Yesterday, I told you how you can enlarge text on an Android phone or tablet, but there are a lot more great features that Android offers to assist the visually impaired and blind.
Let’s check them out. First, you’ll need to open up settings (or have someone do it with you, if your visual impairment makes it difficult). Then choose Accessibility followed by Vision.
The first option under vision is Switch access. Switch access allows you to interact with your device using an external switch, Bluetooth keyboard, or by assigning buttons like volume up or Volume down to certain tasks. It can also scan items on the screen, letting you know what’s available verbally until you press a button or switch to access it.
Beneath that is TalkBack. With Talkback enabled your device will provide spoken feedback to let you know what’s selected or what action has been taken on the screen.
When you turn it on, Android provides a helpful tutorial about how it works. It even offers lessons to help you comfortable using the feature.
Once TalkBack is enabled, you can also turn on the ability to keep the screen dark, adjust the keyboard input, and choose to have the keyboard read characters aloud when passwords are entered. Underneath that, you have the ability to enlarge the font for Android menus.
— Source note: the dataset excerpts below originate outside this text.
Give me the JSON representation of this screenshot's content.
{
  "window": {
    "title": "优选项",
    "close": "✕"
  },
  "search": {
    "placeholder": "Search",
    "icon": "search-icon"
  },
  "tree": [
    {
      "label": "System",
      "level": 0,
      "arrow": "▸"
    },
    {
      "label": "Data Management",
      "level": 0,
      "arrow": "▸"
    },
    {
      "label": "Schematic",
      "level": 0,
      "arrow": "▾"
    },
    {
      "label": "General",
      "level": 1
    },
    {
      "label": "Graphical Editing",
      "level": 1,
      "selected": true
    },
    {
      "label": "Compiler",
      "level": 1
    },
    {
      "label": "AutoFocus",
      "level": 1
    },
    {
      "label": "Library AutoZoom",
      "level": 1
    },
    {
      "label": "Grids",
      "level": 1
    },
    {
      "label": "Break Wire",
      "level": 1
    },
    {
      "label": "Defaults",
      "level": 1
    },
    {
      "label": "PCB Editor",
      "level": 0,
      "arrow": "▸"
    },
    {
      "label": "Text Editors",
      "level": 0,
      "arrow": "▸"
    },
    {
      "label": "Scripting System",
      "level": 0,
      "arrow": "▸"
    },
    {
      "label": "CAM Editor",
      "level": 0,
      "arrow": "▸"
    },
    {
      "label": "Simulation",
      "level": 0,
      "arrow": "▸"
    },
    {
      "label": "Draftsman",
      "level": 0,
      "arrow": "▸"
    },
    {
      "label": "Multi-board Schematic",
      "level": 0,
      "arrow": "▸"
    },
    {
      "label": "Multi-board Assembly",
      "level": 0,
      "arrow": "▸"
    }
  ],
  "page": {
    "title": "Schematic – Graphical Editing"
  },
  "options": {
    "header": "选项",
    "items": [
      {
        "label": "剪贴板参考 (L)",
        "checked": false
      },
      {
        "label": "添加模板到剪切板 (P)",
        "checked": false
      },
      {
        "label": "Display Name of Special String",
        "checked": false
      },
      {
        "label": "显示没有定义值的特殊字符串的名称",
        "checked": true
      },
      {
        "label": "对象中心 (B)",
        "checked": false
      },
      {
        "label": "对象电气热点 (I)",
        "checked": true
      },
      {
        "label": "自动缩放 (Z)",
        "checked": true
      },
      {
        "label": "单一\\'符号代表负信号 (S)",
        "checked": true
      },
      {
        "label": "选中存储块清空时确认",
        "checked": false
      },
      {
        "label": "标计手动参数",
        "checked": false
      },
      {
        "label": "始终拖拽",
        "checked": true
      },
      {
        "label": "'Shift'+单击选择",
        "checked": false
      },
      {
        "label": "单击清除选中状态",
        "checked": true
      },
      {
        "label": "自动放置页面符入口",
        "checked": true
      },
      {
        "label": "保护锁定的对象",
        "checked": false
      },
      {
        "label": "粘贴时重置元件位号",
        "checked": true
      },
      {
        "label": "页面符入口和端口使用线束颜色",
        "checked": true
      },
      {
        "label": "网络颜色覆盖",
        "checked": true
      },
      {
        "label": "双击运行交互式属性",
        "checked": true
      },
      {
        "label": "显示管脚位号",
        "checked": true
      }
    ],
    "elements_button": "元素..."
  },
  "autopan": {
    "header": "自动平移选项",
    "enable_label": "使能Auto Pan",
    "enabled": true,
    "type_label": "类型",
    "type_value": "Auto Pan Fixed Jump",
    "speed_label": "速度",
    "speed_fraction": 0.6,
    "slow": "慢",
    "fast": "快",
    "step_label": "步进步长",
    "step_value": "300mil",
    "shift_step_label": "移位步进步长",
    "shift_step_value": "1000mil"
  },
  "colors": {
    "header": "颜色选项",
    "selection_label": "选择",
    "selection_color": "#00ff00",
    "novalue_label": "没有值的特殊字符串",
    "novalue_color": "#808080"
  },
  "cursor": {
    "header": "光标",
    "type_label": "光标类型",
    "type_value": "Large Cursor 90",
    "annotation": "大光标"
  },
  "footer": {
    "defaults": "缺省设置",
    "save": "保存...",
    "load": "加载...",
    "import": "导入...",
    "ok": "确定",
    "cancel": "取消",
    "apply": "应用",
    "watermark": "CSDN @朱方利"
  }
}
Turn on Magnification gestures and you can zoom in by triple-tapping the screen. Drag your finger around to see different parts of the zoomed in image. This will work in other apps, but the effect is temporary. You’ll need to zoom in again next time you open the app.
Turn on Notification alerts to receive audio alerts that you still have unread notifications.
Choosing Negative colors will reverse light to dark. Color adjustment lets you change the way the screen displays color.
Once you select Color adjustment, an image will be displayed that you can adjust until the colors are easy for you to see.
If more than one person uses the phone, you can turn on the Accessibility shortcut. This allows you to turn the accessibility options on by holding down the power button.
Select the right features, and get in a little practice and a smartphone can become much easier for the visually impaired to use.